The authors go so far as to state that their evidence is stronger than four other papers calculating the safety of anesthesia delivery. They have to make this claim, as they are claiming mortality rates 2000 times higher than the figure you all quote and attribute to the increased intervention of MDA's, of 1 death in 250,000 cases. The ASA alleges that anesthesia delivered without the supervision of an MD results in 25 deaths in 10,000 anesthetics administered. This is quite a difference, and cannot correct since there are 3 CRNA's practicing for every one MDA. As you can see, it is impossible to account for the large numbers obtained by the Silber study. There are, however, four independent papers supporting 1 death in 250000 anesthetic administrations, regardless of provider type.
On the supervision issue, how would you all define supervision? From what I have seen, supervision only goes as far as taking half of the fee collected for a given anesthetic administration. So maybe those CRNA salaries are too low instead of too high?
Of course, if this path is as intellectually challenging and difficult as you nurses allege, then you guys don't have to worry about a thing.
Thank you for this comment, I agree with you, the proof will be in the pudding. CRNA programs are very competitive, and rigorous in there demands on the student.

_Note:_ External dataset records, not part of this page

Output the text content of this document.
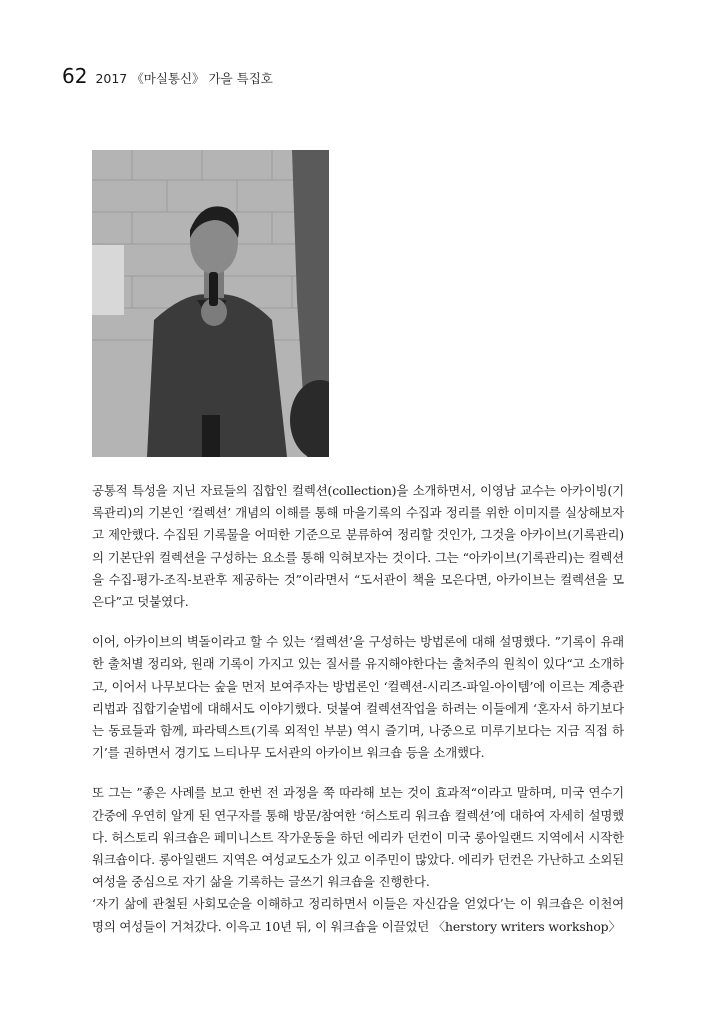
62 2017 《마실통신》 가을 특집호

공통적 특성을 지닌 자료들의 집합인 컬렉션(collection)을 소개하면서, 이영남 교수는 아카이빙(기록관리)의 기본인 ‘컬렉션’ 개념의 이해를 통해 마을기록의 수집과 정리를 위한 이미지를 실상해보자고 제안했다. 수집된 기록물을 어떠한 기준으로 분류하여 정리할 것인가, 그것을 아카이브(기록관리)의 기본단위 컬렉션을 구성하는 요소를 통해 익혀보자는 것이다. 그는 “아카이브(기록관리)는 컬렉션을 수집-평가-조직-보관후 제공하는 것”이라면서 “도서관이 책을 모은다면, 아카이브는 컬렉션을 모은다”고 덧붙였다.

이어, 아카이브의 벽돌이라고 할 수 있는 ‘컬렉션’을 구성하는 방법론에 대해 설명했다. ”기록이 유래한 출처별 정리와, 원래 기록이 가지고 있는 질서를 유지해야한다는 출처주의 원칙이 있다“고 소개하고, 이어서 나무보다는 숲을 먼저 보여주자는 방법론인 ‘컬렉션-시리즈-파일-아이템’에 이르는 계층관리법과 집합기술법에 대해서도 이야기했다. 덧붙여 컬렉션작업을 하려는 이들에게 ‘혼자서 하기보다는 동료들과 함께, 파라텍스트(기록 외적인 부분) 역시 즐기며, 나중으로 미루기보다는 지금 직접 하기’를 권하면서 경기도 느티나무 도서관의 아카이브 워크숍 등을 소개했다.

또 그는 ”좋은 사례를 보고 한번 전 과정을 쭉 따라해 보는 것이 효과적“이라고 말하며, 미국 연수기간중에 우연히 알게 된 연구자를 통해 방문/참여한 ‘허스토리 워크숍 컬렉션’에 대하여 자세히 설명했다. 허스토리 워크숍은 페미니스트 작가운동을 하던 에리카 던컨이 미국 롱아일랜드 지역에서 시작한 워크숍이다. 롱아일랜드 지역은 여성교도소가 있고 이주민이 많았다. 에리카 던컨은 가난하고 소외된 여성을 중심으로 자기 삶을 기록하는 글쓰기 워크숍을 진행한다.

‘자기 삶에 관철된 사회모순을 이해하고 정리하면서 이들은 자신감을 얻었다’는 이 워크숍은 이천여명의 여성들이 거쳐갔다. 이윽고 10년 뒤, 이 워크숍을 이끌었던 〈herstory writers workshop〉
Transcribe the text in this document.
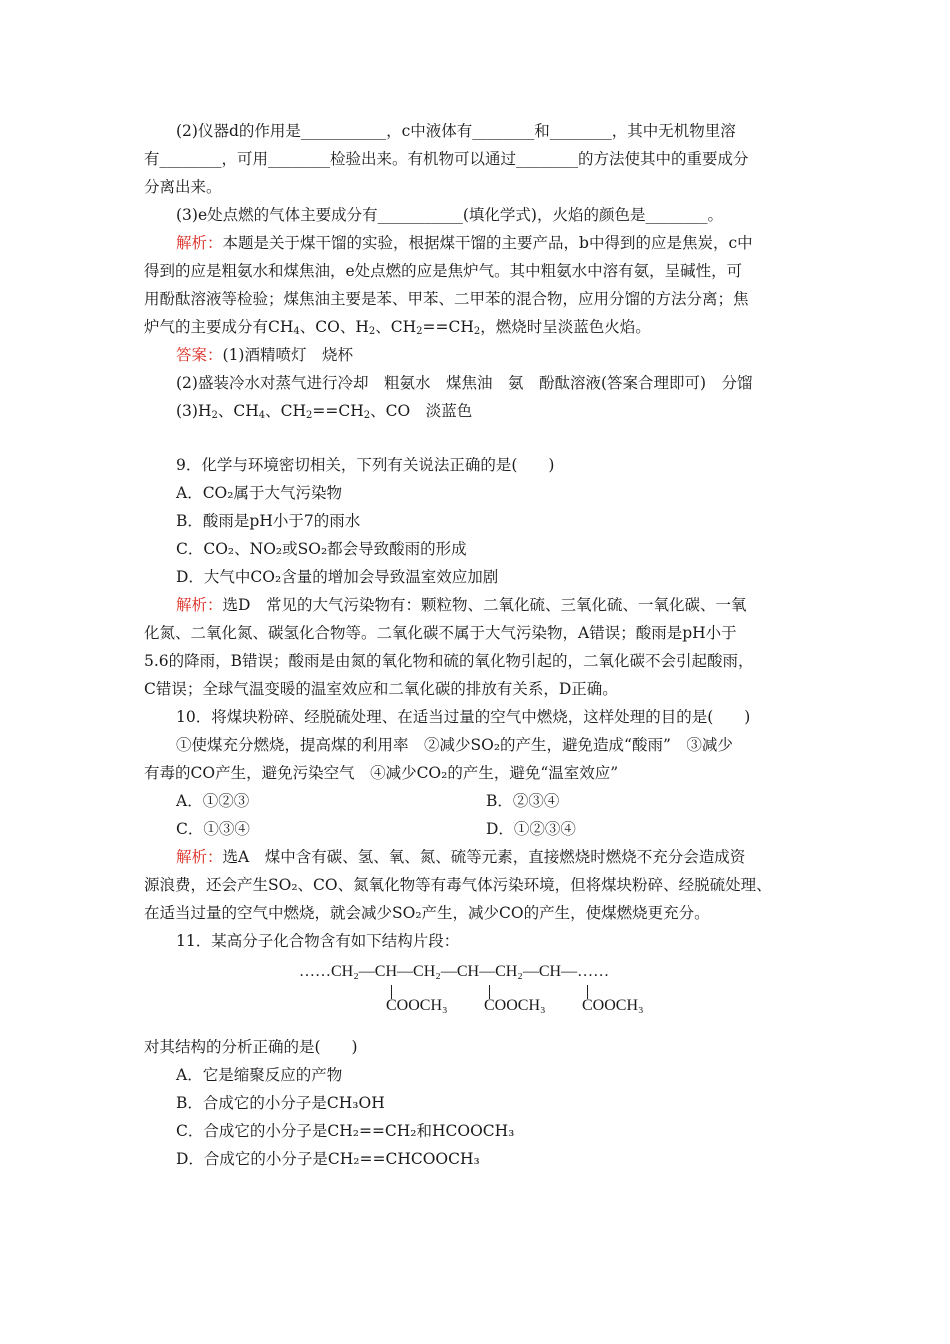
(2)仪器d的作用是___________，c中液体有________和________，其中无机物里溶
有________，可用________检验出来。有机物可以通过________的方法使其中的重要成分
分离出来。
(3)e处点燃的气体主要成分有___________(填化学式)，火焰的颜色是________。
解析：本题是关于煤干馏的实验，根据煤干馏的主要产品，b中得到的应是焦炭，c中
得到的应是粗氨水和煤焦油，e处点燃的应是焦炉气。其中粗氨水中溶有氨，呈碱性，可
用酚酞溶液等检验；煤焦油主要是苯、甲苯、二甲苯的混合物，应用分馏的方法分离；焦
炉气的主要成分有$CH_4$、CO、$H_2$、$CH_2==CH_2$，燃烧时呈淡蓝色火焰。
答案：(1)酒精喷灯　烧杯
(2)盛装冷水对蒸气进行冷却　粗氨水　煤焦油　氨　酚酞溶液(答案合理即可)　分馏
$(3)H_2$、$CH_4$、$CH_2==CH_2$、CO　淡蓝色
9．化学与环境密切相关，下列有关说法正确的是(　　)
A．CO₂属于大气污染物
B．酸雨是pH小于7的雨水
C．CO₂、NO₂或SO₂都会导致酸雨的形成
D．大气中CO₂含量的增加会导致温室效应加剧
解析：选D　常见的大气污染物有：颗粒物、二氧化硫、三氧化硫、一氧化碳、一氧
化氮、二氧化氮、碳氢化合物等。二氧化碳不属于大气污染物，A错误；酸雨是pH小于
5.6的降雨，B错误；酸雨是由氮的氧化物和硫的氧化物引起的，二氧化碳不会引起酸雨，
C错误；全球气温变暖的温室效应和二氧化碳的排放有关系，D正确。
10．将煤块粉碎、经脱硫处理、在适当过量的空气中燃烧，这样处理的目的是(　　)
①使煤充分燃烧，提高煤的利用率　②减少SO₂的产生，避免造成“酸雨”　③减少
有毒的CO产生，避免污染空气　④减少CO₂的产生，避免“温室效应”
A．①②③	B．②③④
C．①③④	D．①②③④
解析：选A　煤中含有碳、氢、氧、氮、硫等元素，直接燃烧时燃烧不充分会造成资
源浪费，还会产生SO₂、CO、氮氧化物等有毒气体污染环境，但将煤块粉碎、经脱硫处理、
在适当过量的空气中燃烧，就会减少SO₂产生，减少CO的产生，使煤燃烧更充分。
11．某高分子化合物含有如下结构片段：
……CH₂—CH—CH₂—CH—CH₂—CH—……
COOCH₃ COOCH₃ COOCH₃
对其结构的分析正确的是(　　)
A．它是缩聚反应的产物
B．合成它的小分子是CH₃OH
C．合成它的小分子是CH₂==CH₂和HCOOCH₃
D．合成它的小分子是CH₂==CHCOOCH₃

As for the individuals that wish for all the non-doctors to leave this board, get over it. This board actually is harder to join than many of the others I frequent; they actually make you wait a day to get your registration completed. So be happy you are protected from the trolls of the world, by a strong bunch of moderators that take a stance on non-productive banter that is meant to inflame the board contributors. These same moderators, obviously feel that diverse participation is important, and that this should not become a "good ol' boys" club of only doctors, and doctors to be. If that is what you require, I suggest you start your own site and have a good time there. Because on this site you are obviously going to have to deal with your ideas being challenged.

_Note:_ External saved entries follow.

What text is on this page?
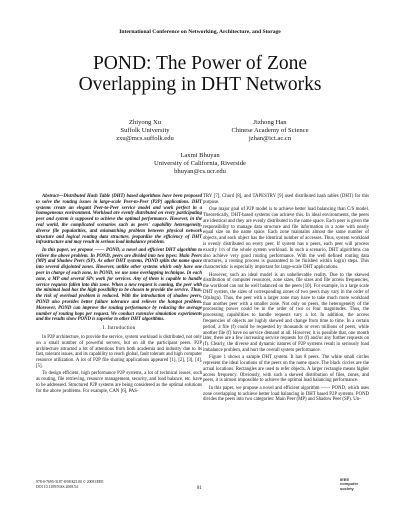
International Conference on Networking, Architecture, and Storage
POND: The Power of Zone Overlapping in DHT Networks
Zhiyong Xu
Suffolk University
zxu@mcs.suffolk.edu
Jizhong Han
Chinese Academy of Science
jzhan@ict.ac.cn
Laxmi Bhuyan
University of California, Riverside
bhuyan@cs.ucr.edu

Abstract—Distributed Hash Table (DHT) based algorithms have been proposed to solve the routing issues in large-scale Peer-to-Peer (P2P) applications. DHT systems create an elegant Peer-to-Peer service model and work perfect in a homogeneous environment. Workload are evenly distributed on every participating peer and system is supposed to achieve the optimal performance. However, in the real world, the complicated scenarios such as peers' capability heterogeneity, diverse file popularities, and mismatching problem between physical network structure and logical routing data structure, jeopardize the efficiency of DHT infrastructure and may result in serious load imbalance problem.

In this paper, we propose —— POND, a novel and efficient DHT algorithm to relieve the above problem. In POND, peers are divided into two types: Main Peers (MP) and Shadow Peers (SP). As other DHT systems, POND splits the name space into several disjointed zones. However, unlike other systems which only have one peer in charge of each zone, in POND, we use zone overlapping technique. In each zone, a MP and several SPs work for services. Any of them is capable to handle service requests fallen into this zone. When a new request is coming, the peer with the minimal load has the high possibility to be chosen to provide the service. Thus, the risk of overload problem is reduced. With the introduction of shadow peers, POND also provides better failure tolerance and relieves the hotspot problem. Moreover, POND can improve the routing performance by reducing the average number of routing hops per request. We conduct extensive simulation experiments and the results show POND is superior to other DHT algorithms.

I. Introduction

In P2P architecture, to provide the service, system workload is distributed, not only on a small number of powerful servers, but on all the participant peers. P2P architecture attracted a lot of attentions from both academia and industry due to its fast, tolerant issues, and its capability to reach global, fault tolerant and high computer resource utilization. A lot of P2P file sharing applications appeared [1], [2], [3], [4], [5].

To design efficient, high performance P2P systems, a lot of technical issues, such as routing, file retrieving, resource management, security, and load balance, etc. have to be addressed. Structured P2P systems are being considered as the optimal solutions for the above problems. For example, CAN [6], PAS-

TRY [7], Chord [8], and TAPESTRY [9] used distributed hash tables (DHT) for this purpose.

One major goal of P2P model is to achieve better load balancing than C/S model. Theoretically, DHT-based systems can achieve this. In ideal environments, the peers are identical and they are evenly distributed in the name space. Each peer is given the responsibility to manage data structure and file information in a zone with nearly equal size on the name space. Each zone maintains almost the same number of objects, and each object has the identical number of accesses. Thus, system workload is evenly distributed on every peer. If system has n peers, each peer will process exactly 1/n of the whole system workload. In such a scenario, DHT algorithms can also achieve very good routing performance. With the well defined routing data structures, a routing process is guaranteed to be finished within log(n) steps. This characteristic is especially important for large-scale DHT applications.

However, such an ideal model is an unbelievable reality. Due to the skewed distribution of computer resources, zone sizes, file sizes and file access frequencies, the workload can not be well balanced on the peers [10]. For example, in a large scale DHT system, the sizes of corresponding zones of two peers may vary in the order of O(nlogn). Thus, the peer with a larger zone may have to take much more workload than another peer with a smaller zone. Not only on peers, the heterogeneity of the processing power could be in the order of two or four magnitudes. Thus, the processing capabilities to handle requests vary a lot. In addition, the access frequencies of objects are highly skewed and change from time to time. In a certain period, a file (f) could be requested by thousands or even millions of peers, while another file (f) have no service demand at all. However, it is possible that, one month later, there are a few increasing service requests for (f) and/or any further requests on (f). Clearly, the diverse and dynamic natures of P2P systems result in seriously load imbalance problem, and hurt the overall system performance.

Figure 1 shows a sample DHT system. It has 8 peers. The white small circles represent the ideal locations of the peers on the name space. The black circles are the actual locations. Rectangles are used to refer objects. A larger rectangle means higher access frequency. Obviously, with such a skewed distribution of files, zones, and peers, it is almost impossible to achieve the optimal load balancing performance.

In this paper, we propose a novel and efficient algorithm —— POND, which uses zone overlapping to achieve better load balancing in DHT based P2P systems. POND divides the peers into two categories: Main Peer (MP) and Shadow Peer (SP). Un-

978-0-7695-3187-8/08 $25.00 © 2008 IEEE
DOI 10.1109/NAS.2008.54	81
IEEE
computer
society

May 26, '02" I am out of it for a week and everyone starts having delusions of grandure". (Han Solo)
well I'll be jiggered( and that depends on where you jigger me) you guys are phenomenal I have to admit I could not stay totaly away from the retard site. infact I became one of the most inflamatory. under an assumed name of course. although you can always tell its me by the atrosious .
love the blog nilepoc its on my favorites list I visti it all the time.
I must say. I wish we would get over this thread soon and get back to buisness.